20060303-partial

1 files changed, 141 insertions, 0 deletions

diff --git a/man/1/secstore b/man/1/secstore
new file mode 100644
index 00000000..bab02a1e
--- /dev/null
+++ b/man/1/secstore
@@ -0,0 +1,141 @@
+.TH SECSTORE 1
+.SH NAME
+secstore \- retrieve files from secure store
+.SH SYNOPSIS
+.B auth/secstore
+[
+.B -iv
+] [
+.BI -k " key"
+] [
+.BI -p " pin"
+] [
+.BI -s " address"
+] [
+.BI -u " user"
+] [
+.I op
+[
+.I file
+] ... ]
+.SH DESCRIPTION
+.I Secstore
+manages files on the eponymous Plan 9 secure storage service.
+It holds a set of files for each of its users.
+The service is most often used to store a file
+.B factotum
+containing user credentials in a form ready to be loaded into
+.IR factotum (4).
+.I Op
+is one of the following operations:
+.TP
+.B d
+Delete the given files on the server.
+.TP
+.B p
+Print the contents of each file on standard output.
+Each line is written separately, so that files of keys will be received correctly when written to
+.IR factotum (4).
+.TP
+.B r
+Replace the contents of files on the server by the contents of the named files,
+after encrypting them.
+In each case, the file name on the server is the last component of the local file name
+(ie, everything after the final
+.RB ` / ').
+.TP
+.B t
+List a table of contents of
+.IR user 's
+collection on the the server.
+By default, only the names are listed, one per line, but
+given the
+.B -v
+option, each line displays name, file size in bytes, date last stored, and SHA-1 hash of the file's contents.
+.TP
+.B x
+Extract the named files into files of the same name in the current directory.

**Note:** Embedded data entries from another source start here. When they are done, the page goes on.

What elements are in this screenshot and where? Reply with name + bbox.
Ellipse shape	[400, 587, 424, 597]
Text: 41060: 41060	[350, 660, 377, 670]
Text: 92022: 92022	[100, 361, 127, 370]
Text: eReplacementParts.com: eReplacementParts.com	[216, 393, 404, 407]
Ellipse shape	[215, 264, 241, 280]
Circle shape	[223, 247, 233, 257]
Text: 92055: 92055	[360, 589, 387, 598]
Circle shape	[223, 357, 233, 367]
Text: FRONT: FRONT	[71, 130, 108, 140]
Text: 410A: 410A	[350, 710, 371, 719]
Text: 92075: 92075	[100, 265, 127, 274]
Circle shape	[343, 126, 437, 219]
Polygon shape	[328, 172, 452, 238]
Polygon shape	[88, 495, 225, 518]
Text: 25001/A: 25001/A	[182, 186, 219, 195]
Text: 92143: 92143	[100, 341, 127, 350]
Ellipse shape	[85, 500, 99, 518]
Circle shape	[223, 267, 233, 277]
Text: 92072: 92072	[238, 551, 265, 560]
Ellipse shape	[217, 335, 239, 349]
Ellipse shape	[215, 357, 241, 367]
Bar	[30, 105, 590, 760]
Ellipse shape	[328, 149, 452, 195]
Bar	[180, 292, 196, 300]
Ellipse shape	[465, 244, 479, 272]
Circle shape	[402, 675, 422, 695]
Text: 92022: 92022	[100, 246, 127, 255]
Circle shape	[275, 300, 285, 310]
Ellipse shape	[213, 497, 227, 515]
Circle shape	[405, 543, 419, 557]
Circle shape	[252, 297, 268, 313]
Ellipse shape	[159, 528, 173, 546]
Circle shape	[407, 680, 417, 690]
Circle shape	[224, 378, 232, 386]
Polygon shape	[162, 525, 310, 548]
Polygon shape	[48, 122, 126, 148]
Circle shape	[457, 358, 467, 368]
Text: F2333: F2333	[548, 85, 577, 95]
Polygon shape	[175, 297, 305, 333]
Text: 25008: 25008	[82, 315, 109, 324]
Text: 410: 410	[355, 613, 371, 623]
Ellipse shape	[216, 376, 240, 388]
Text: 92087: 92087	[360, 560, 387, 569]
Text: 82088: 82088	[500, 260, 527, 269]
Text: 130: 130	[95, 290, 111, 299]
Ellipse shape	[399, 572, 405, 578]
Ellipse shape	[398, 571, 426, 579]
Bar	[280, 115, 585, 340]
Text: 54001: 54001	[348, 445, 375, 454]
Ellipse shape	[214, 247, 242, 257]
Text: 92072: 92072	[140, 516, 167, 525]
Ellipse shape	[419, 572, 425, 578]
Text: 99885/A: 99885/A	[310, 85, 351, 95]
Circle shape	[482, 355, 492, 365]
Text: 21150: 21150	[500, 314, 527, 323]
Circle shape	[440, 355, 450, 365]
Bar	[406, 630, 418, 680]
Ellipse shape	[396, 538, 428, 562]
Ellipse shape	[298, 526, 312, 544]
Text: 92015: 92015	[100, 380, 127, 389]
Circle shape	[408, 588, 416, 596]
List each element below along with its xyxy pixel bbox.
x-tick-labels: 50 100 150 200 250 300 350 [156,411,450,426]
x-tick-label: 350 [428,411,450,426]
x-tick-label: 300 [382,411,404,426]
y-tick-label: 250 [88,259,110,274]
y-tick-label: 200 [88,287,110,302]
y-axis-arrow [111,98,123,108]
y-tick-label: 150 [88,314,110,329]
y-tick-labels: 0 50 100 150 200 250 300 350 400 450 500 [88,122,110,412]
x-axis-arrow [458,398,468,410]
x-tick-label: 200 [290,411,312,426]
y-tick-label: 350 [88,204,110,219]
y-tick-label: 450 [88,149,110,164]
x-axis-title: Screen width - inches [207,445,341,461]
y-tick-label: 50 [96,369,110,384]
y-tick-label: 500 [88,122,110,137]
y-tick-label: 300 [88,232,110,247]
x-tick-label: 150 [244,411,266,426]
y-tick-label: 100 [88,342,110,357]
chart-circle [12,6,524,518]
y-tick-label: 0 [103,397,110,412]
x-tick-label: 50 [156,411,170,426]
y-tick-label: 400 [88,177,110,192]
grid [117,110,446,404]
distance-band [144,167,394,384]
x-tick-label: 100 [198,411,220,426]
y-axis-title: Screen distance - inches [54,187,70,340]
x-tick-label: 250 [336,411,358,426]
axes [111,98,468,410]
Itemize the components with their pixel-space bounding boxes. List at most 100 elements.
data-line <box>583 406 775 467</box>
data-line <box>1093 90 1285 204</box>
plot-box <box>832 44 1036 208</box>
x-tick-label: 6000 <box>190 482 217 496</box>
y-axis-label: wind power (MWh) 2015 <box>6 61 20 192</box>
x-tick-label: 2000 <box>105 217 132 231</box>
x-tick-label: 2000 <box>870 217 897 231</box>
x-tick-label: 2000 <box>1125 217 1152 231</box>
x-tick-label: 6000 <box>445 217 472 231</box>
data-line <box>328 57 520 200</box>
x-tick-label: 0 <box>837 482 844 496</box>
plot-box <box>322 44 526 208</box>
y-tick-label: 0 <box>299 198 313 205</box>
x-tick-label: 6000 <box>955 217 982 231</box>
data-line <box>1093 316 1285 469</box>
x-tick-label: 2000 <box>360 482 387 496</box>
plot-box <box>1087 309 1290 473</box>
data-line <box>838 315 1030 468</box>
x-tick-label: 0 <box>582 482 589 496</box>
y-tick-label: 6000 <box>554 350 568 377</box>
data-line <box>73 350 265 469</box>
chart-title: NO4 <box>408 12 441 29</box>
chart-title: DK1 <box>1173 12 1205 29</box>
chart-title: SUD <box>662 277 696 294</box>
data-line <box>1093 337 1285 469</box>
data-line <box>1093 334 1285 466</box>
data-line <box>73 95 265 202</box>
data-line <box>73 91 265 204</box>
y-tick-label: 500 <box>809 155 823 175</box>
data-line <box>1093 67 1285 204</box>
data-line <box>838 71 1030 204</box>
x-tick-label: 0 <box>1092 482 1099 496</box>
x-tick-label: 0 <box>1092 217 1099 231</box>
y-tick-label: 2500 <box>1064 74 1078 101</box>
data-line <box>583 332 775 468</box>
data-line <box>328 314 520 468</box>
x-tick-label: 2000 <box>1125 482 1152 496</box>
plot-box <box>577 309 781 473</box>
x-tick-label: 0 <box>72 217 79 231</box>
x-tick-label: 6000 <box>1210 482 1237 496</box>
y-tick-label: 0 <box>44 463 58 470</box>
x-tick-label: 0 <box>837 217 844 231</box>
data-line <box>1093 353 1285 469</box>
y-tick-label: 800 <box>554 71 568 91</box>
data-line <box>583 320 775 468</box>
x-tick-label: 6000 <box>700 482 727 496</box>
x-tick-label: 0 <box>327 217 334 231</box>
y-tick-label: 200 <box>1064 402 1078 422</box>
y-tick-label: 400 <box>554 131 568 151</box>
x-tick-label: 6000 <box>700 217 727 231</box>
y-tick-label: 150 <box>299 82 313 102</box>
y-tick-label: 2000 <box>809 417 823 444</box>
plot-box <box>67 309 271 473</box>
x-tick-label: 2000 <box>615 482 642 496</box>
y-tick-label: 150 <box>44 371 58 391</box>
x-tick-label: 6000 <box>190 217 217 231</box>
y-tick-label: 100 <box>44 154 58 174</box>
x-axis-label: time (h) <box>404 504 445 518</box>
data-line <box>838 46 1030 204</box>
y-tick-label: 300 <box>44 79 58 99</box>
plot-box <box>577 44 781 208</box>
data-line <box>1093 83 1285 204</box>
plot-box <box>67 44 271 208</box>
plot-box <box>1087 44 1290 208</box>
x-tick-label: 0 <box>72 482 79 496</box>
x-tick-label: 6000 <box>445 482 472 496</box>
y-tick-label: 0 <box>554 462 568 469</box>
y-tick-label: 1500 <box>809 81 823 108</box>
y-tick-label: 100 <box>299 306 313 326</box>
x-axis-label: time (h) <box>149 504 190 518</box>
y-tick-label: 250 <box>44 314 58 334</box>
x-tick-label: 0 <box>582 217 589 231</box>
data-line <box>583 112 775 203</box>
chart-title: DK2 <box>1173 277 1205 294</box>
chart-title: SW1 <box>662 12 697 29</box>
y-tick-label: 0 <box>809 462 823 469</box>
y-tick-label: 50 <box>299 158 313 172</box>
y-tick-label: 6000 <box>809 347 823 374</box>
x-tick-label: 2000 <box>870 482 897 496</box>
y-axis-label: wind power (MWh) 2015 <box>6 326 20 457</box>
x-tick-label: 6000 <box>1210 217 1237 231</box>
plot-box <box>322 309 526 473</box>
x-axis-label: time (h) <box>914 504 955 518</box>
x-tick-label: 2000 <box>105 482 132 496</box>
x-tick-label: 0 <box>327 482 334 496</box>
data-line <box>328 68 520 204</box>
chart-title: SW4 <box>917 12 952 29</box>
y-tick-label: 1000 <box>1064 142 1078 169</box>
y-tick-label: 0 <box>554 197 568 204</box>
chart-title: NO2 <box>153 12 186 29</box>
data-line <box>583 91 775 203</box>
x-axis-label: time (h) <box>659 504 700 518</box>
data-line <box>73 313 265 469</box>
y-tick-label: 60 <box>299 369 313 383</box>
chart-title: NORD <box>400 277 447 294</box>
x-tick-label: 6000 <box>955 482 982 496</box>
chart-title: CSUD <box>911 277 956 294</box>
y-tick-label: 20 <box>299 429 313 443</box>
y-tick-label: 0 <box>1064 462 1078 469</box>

+By default, they are decrypted (ie, in clear text).
+.PP
+If no
+.I op
+is specified,
+.I secstore
+connects to the server (thus checking the connection and the validity
+of both
+.I key
+and
+.IR user ),
+but does nothing with it.
+.PP
+By default,
+.I secstore
+prompts for a secret key to authenticate the user and the
+.B secstore
+service.
+The service might be configured to demand an extra authentication code, such as a `pin', in which case
+.I secstore
+will then prompt for that as well.
+The options are:
+.TP
+.B -i
+Read one or two lines from the standard input:
+the first line contains the secret; the optional second line contains the extra authentication code.
+.TP
+.BI -k " key"
+Use
+.I key
+as the secret to authenticate with the
+.B secstore
+service.
+.TP
+.BI -p " pin"
+Supply
+.I pin
+as the extra authentication code if the server demands it.
+.TP
+.BI -s " address"
+Connect to the server at the given network
+.IR address ,
+as defined by
+.IR sys-dial (2),
+and translated by
+.IR cs (8).
+The default is
+.BR net!$auth!secstore .
+.TP
+.BI -u " user"
+Authenticate as
+.I user
+(default: the Inferno user name contained in
+.BR /dev/user )
+.TP
+.B -v
+Make the output more verbose:
+display the name announced by the remote server; and use the long form of the table of contents.
+.SH EXAMPLE
+Retrieve the
+.B factotum
+file and feed the keys therein to
+.IR factotum (4):
+.IP
+.EX
+auth/secstore p factotum >/mnt/factotum/ctl
+.EE
+.SH SOURCE
+.B /appl/cmd/auth/secstore.b
+.SH SEE ALSO
+.IR crypt (1),
+.IR secstore (2),
+.IR factotum (4),
+.br
+``Plan 9 Security'',
+.IR "Plan 9 Programmer's Manual" ,
+Fourth Edition,
+Volume 2, 2003.
+.SH BUGS
+Perhaps
+.I secstore
+should allow several
+.B -s
+options as a simple way to replicate the same files on different servers.